Nate Silver actually predicted with a scary amount of accuracy prior to the recount that Franken would pick up a few hundred votes and win the election based on (1) historical machine error rates in counties with particular Republican and Democratic biases (2) the not surprising fact that machine error is NOT random, ie the lousier machines are in the poorer , Democratic areas, and (3) pen mark errors are NOT random either, more likely to be made by older, infirm voters trending Democratic. That a recount could be so accurately predicted actually does what Crank says it cant...vastly improve the accuracy of the election result. 538.com archives if you dont believe me. The great damage to voter confidence in 2000 wasnt caused by the recount, but by the fact that a politically divided Supreme Court STOPPed the recount and shed doubt on the election result itself. Admittedly, a doubt split heavily along party lines.
True, machine error isnt randomly distributed.
Magrooder, I don't know that national standards are needed, but certainly we should have uniformity within each state, and of necessity that will lead in the direction of national best practices limiting the market to a handful of designs.
I find it interesting that everyone complains about New Yorks antiquated cam based machines, yet there seems to be few problems with the ones that work in getting an accurate tally.

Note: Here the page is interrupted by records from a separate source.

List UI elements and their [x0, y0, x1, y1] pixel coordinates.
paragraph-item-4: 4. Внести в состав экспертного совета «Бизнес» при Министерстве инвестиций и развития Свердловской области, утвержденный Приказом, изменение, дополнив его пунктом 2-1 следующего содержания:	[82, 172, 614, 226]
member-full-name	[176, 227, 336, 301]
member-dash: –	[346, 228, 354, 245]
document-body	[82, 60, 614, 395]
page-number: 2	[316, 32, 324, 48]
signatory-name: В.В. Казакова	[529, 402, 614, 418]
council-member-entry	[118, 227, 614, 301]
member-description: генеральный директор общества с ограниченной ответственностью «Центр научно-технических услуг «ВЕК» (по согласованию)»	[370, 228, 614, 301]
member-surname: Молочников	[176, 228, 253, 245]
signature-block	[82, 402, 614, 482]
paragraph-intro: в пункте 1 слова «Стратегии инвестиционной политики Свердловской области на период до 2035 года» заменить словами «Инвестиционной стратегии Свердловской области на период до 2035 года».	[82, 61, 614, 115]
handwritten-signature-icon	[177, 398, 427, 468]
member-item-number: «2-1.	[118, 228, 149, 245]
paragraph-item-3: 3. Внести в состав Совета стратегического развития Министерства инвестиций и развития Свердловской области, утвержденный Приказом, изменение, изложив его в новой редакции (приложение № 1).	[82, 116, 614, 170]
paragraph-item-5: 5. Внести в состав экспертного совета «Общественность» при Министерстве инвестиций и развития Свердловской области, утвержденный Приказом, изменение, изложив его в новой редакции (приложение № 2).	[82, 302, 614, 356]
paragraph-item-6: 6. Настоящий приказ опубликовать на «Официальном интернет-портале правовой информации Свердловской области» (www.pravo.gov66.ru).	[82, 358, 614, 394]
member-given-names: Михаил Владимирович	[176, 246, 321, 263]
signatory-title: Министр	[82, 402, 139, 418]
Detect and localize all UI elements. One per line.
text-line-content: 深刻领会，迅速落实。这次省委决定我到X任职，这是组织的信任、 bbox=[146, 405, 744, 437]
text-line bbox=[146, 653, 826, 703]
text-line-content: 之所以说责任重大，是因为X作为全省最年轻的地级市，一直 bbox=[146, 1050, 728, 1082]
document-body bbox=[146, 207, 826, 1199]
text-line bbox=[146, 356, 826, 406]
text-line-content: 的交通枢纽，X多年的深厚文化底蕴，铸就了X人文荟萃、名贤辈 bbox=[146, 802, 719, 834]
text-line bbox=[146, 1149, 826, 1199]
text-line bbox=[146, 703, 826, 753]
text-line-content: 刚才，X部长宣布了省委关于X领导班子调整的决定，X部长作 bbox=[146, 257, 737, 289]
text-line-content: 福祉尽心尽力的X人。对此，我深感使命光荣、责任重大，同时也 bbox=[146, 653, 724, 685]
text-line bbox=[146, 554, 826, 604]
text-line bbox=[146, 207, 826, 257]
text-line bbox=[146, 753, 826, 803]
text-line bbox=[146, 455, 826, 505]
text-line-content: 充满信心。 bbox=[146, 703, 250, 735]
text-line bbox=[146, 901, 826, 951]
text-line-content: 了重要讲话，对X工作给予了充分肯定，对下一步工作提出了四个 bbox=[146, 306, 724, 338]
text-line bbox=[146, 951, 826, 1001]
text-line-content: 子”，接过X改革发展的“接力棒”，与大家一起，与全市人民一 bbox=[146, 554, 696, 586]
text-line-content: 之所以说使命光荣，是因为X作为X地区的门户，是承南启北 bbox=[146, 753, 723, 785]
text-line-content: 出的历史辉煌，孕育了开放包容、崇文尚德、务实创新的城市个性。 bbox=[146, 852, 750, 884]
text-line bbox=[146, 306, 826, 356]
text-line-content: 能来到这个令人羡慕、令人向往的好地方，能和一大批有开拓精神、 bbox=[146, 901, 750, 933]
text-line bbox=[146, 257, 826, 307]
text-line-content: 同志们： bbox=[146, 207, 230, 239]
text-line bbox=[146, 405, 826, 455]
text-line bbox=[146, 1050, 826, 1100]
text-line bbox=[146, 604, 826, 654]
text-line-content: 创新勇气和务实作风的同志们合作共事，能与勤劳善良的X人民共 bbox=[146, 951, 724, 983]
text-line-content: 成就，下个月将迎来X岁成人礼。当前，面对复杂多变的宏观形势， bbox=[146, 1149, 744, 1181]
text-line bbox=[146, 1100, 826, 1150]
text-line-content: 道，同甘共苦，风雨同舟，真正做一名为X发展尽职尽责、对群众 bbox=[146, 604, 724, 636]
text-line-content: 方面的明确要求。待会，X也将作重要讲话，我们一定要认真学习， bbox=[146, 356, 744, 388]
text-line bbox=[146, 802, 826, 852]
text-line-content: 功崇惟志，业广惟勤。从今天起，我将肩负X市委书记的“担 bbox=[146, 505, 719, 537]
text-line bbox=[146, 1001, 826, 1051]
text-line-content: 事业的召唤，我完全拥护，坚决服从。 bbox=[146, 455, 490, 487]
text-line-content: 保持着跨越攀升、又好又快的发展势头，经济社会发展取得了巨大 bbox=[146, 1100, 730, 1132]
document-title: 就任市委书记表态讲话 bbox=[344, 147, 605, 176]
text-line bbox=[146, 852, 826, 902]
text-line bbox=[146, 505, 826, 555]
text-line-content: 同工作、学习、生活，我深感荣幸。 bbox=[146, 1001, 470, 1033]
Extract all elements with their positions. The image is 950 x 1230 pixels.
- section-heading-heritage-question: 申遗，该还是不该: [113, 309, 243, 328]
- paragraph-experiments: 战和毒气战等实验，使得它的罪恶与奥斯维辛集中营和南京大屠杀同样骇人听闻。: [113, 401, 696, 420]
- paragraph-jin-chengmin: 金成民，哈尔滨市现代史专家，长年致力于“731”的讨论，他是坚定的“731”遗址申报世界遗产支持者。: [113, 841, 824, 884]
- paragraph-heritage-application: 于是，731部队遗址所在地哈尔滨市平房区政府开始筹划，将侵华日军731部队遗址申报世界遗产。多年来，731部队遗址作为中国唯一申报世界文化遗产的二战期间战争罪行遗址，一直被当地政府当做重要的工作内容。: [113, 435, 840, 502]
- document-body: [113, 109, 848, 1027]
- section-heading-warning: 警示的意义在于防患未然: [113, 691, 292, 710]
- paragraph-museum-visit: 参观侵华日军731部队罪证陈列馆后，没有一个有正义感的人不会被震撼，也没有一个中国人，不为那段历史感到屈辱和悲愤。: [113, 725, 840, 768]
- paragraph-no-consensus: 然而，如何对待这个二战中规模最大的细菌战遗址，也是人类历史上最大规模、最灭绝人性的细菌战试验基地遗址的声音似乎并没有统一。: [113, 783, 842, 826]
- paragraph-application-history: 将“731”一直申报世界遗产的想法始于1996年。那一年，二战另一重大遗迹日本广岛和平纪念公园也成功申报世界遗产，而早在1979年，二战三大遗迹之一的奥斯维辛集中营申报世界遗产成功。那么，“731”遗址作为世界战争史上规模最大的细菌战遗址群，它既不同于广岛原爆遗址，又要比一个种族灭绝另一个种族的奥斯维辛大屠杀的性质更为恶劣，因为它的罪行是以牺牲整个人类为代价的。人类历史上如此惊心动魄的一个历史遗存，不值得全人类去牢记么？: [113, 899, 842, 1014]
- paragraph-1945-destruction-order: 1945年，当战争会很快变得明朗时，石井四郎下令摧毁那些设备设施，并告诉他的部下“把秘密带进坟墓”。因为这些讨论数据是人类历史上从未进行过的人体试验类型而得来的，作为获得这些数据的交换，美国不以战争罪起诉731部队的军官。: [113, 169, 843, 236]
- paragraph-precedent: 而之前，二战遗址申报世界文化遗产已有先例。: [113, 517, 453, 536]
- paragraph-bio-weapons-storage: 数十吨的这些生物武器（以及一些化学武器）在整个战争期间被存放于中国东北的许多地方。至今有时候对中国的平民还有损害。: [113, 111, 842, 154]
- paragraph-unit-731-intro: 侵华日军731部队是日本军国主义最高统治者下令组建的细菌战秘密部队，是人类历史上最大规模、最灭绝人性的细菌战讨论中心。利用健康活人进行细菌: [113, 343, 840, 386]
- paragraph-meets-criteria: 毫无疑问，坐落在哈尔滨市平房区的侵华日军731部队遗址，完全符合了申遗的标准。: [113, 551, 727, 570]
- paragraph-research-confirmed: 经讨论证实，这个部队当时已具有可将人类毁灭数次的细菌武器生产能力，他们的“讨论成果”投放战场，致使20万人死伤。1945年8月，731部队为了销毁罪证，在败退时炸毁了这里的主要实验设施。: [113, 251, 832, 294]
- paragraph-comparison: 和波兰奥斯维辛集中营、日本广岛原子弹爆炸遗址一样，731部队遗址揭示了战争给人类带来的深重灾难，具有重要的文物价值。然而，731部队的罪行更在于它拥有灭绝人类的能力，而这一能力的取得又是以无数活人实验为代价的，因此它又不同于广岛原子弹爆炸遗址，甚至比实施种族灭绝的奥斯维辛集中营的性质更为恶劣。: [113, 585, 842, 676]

The American public isnt as simple minded as Crank is supposing. If an election is extremely close the majority support spending money to make sure the result is correct. After all, we're talking about choosing a very powerful person here to affect the country's direction. And nobody believes that the provisional counts announced on election night are error-free. This is why the Minnesota law forcing an automatic recount if the margin is close is an excellent one mirrored around the country, because machine and human error happens, sometimes frequently so.
AS: when the newspapers went through and did their own recount in Florida, they found that the looser the standard they applied (i.e., the closer to what Gore wanted), the bigger the Bush margin; the stricter, the closer it got, until the strictest possible standard actually gave Gore the state. The result was reported, then promptly dropped from the media's collective memory.
Seth: the court itself said that the election contest would be necessary; it's part of the formal process in Minnesota, not Coleman's idea.
And as a general comment, the more I see, the more I think everyone should follow Georgia's lead: if it's disputed, have a runoff with only the top two candidates.
It's pretty rich watching you Republicans claim some righteous mantle over recounts and corruption scandals, and claim that recounts weaken voters' confidence in the legitimacy of democratic processes. All through this election season we saw you throw all kind of nonsense at the wall to plant seeds that Obama was stealing the election through ACORN, with Obama's 10 miilion vote margin being accounted for by Mickey Mouses and the Dallas Cowboy offensive lineman. Then there is all the bs about Franken "stealing" the election, when Coleman's people havent found one ounce of fraud in the recount, they just want more ballots from conservative-only districts to be counted. Kudos to Nate Silver for systematically demolishing the Coleman camp's claims about the recount. All you're left with as Republicans is the smug assurance that you're "better people".